Film ini bermula saat pasangan suami istri, Raj Batra (Irrfan Khan) dan Mita (Saba Qamar) yang berasal dari lingkungan menengah di Chandni Chowk, Delhi, ingin menyekolahkan anaknya, Pia (Dishita Shegal), 5 tahun, di sekolah favorit.
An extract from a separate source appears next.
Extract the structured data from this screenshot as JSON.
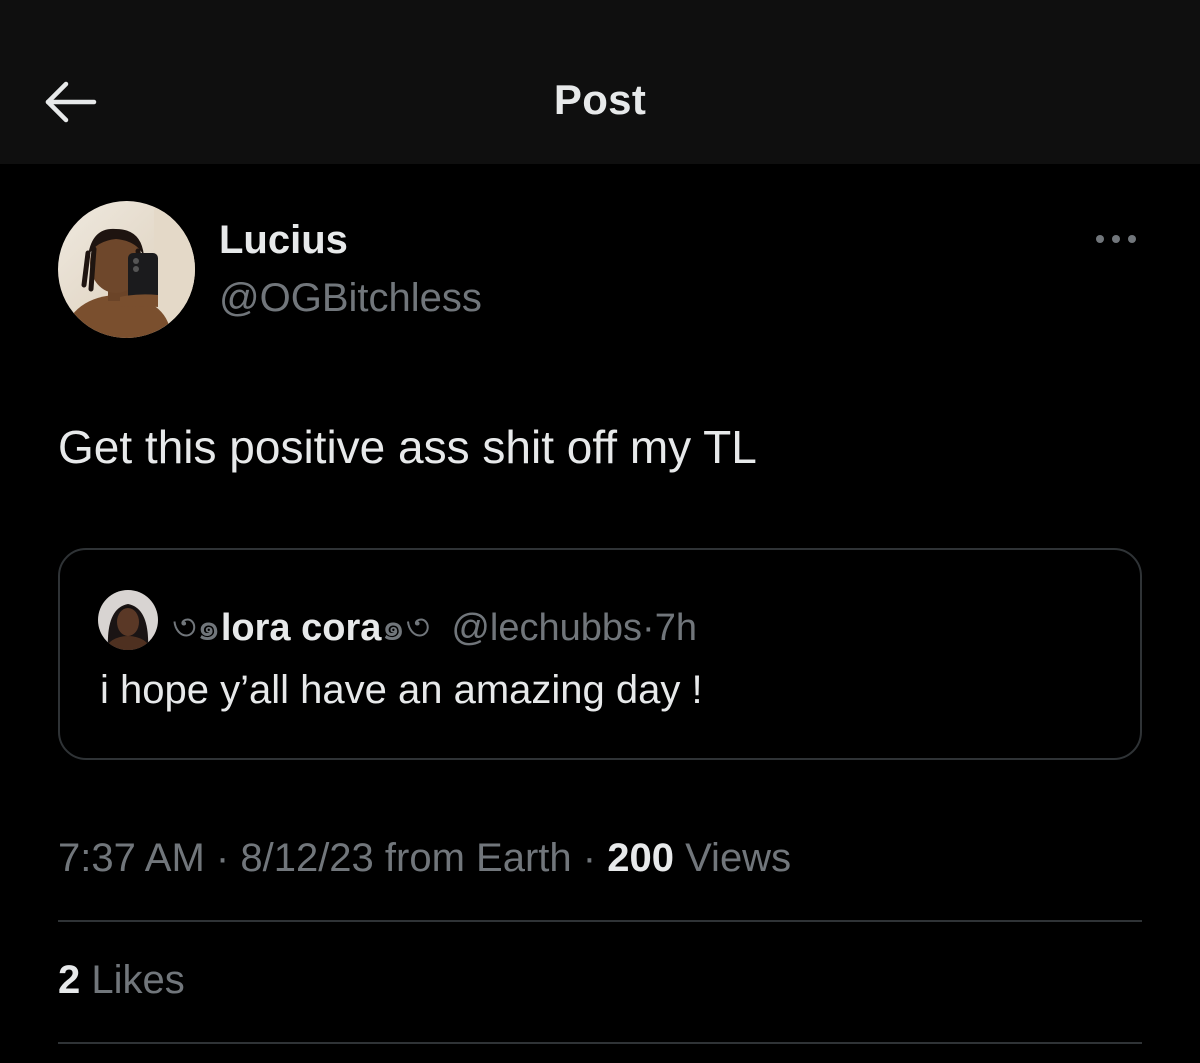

Mereka rela pindah hunian di kawasan elit agar bisa hidup sebagaimana kehidupan orang kaya: mobil dan rumah mewah, anak yang cas-cis-cus bahasa asing, joging dan yoga secara rutin, liburan ke Eropa, pesta glamour dengan menyantap hidangan aneh bernama kaviar, dan tentu saja bisa menyekolahkan anaknya di sekolah "internesyenel" yang menggunakan nama "enggres".
Sayang, anak kecil kesayangan ini gagal menembus berbagai sekolah internasional itu. Mendatangi konsultan pendidikan rupanya juga bukan solusi bagi Raj dan Mita. Satu-satunya harapan agar bisa diterima di sekolah elit itu adalah melalui jatah kuota 25% bagi kaum miskin. Dan, itu berarti akan menempuh kecurangan dan ketidakjujuran karena pura pura miskin.
Akhirnya, demi Pia, mereka rela pindah ke kawasan kumuh agar bisa mendapatkan surat keterangan miskin dari sekolah. Kehidupan yang mapan berganti dengan keterbatasan hidup di kawasan kumuh mereka jalani agar anaknya bisa lolos menjadi "siswa miskin".
Di sinilah kekocakan dan kekonyolan bermula. Dan di situ pula pada akhirnya Raj Batra menemukan hakikat ketulusan dan esensi persaudaraan dari kaum miskin yang sebelumnya mereka remehkan. Bagaimana akhirnya? Silahkan tonton sendiri saja.
Yang pasti, film dengan rating bagus ini mengasyikkan. Menyindir dengan telak kenakalan orangtua demi anak, serta membuktikan adanya kesalahan yang disengaja dalam pola pendidikan.
"Hindi Medium" berhasil menggambarkan ironi pendidikan bukan hanya di negara tersebut saja, melainkan di negara lain bekas jajahan Eropa. Termasuk Indonesia. Bagaimana standar pendidikan hanya dilihat dari angka yang tertera di rapot, sekolah elit yang hanya berdasarkan istilah Inggris dan melupakan hakikat kedirian siswa, siswa yang dipersiapkan menjadi pekerja industri yang membebek pada kapitalisme, pendidikan yang kehilangan esensinya gara-gara industrialisasi, hingga pada nalar inferior sebagai bangsa terjajah.